A synchronous chat completion call is the direct-API pattern: the client sends a prompt, holds the connection open (or streams tokens as they're generated), and gets the response in that same request. It's the right shape when a human is staring at the screen waiting for the answer — that's why chat UIs stream tokens over the open connection instead of making the user poll.
But plenty of LLM workloads don't have a human waiting in real time — bulk document summarization, running an eval suite, generating embeddings for a whole corpus, batch-classifying support tickets. For those, providers like OpenAI expose a Batch API: you submit a file of requests, get a job id back immediately, and the results land in object storage (or hit a webhook) whenever the job completes — often hours later, at a steep discount. That's the Pub/Sub shape wearing an inference costume: publish the job, walk away, let a worker pool pick it up, and get notified (not polled) when it's done.

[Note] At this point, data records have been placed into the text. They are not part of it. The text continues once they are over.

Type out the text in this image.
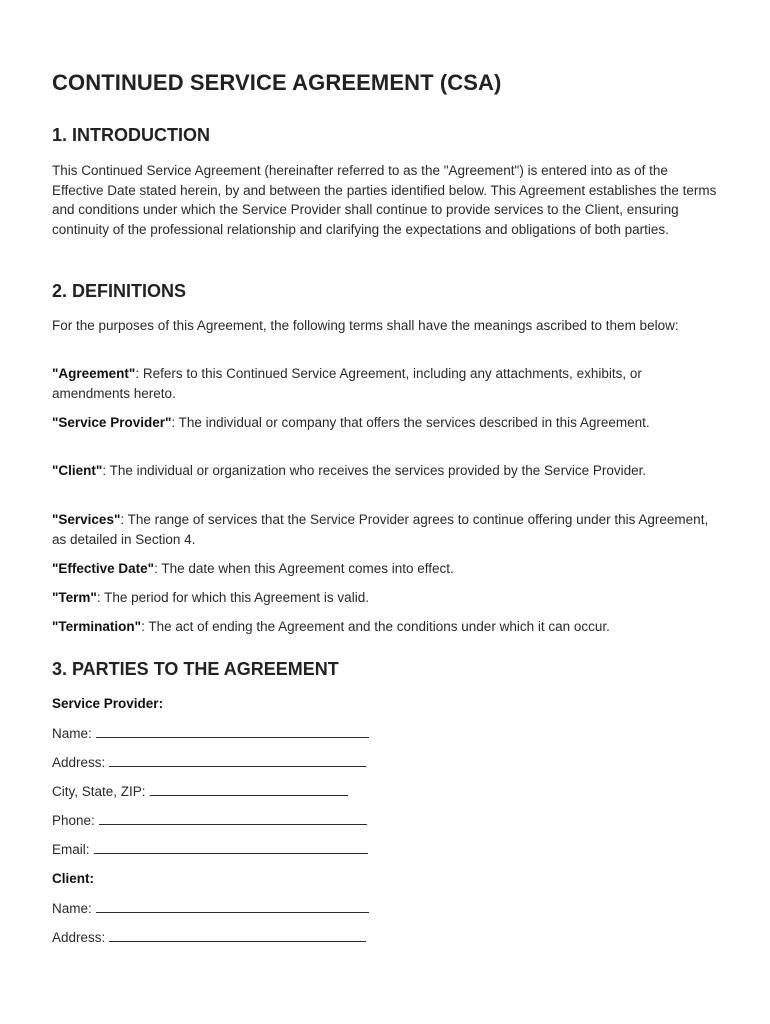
CONTINUED SERVICE AGREEMENT (CSA)
1. INTRODUCTION

This Continued Service Agreement (hereinafter referred to as the "Agreement") is entered into as of the Effective Date stated herein, by and between the parties identified below. This Agreement establishes the terms and conditions under which the Service Provider shall continue to provide services to the Client, ensuring continuity of the professional relationship and clarifying the expectations and obligations of both parties.

2. DEFINITIONS

For the purposes of this Agreement, the following terms shall have the meanings ascribed to them below:

"Agreement": Refers to this Continued Service Agreement, including any attachments, exhibits, or amendments hereto.

"Service Provider": The individual or company that offers the services described in this Agreement.

"Client": The individual or organization who receives the services provided by the Service Provider.

"Services": The range of services that the Service Provider agrees to continue offering under this Agreement, as detailed in Section 4.

"Effective Date": The date when this Agreement comes into effect.

"Term": The period for which this Agreement is valid.

"Termination": The act of ending the Agreement and the conditions under which it can occur.

3. PARTIES TO THE AGREEMENT

Service Provider:

Name:

Address:

City, State, ZIP:

Phone:

Email:

Client:

Name:

Address:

The same tradeoffs apply almost one-for-one: batch inference is cheaper and survives a slow GPU node without blocking anything, but you lose the immediate answer and now need idempotent handling if a job gets retried. Multi-step agents hit this constantly too — a tool call that must finish before the next reasoning step is a direct call; a long-running background task (a nightly re-indexing job, a multi-hour research agent) that reports back on completion is Pub/Sub. Same fork, same rule: does the next step need the answer right now, or can it be told later?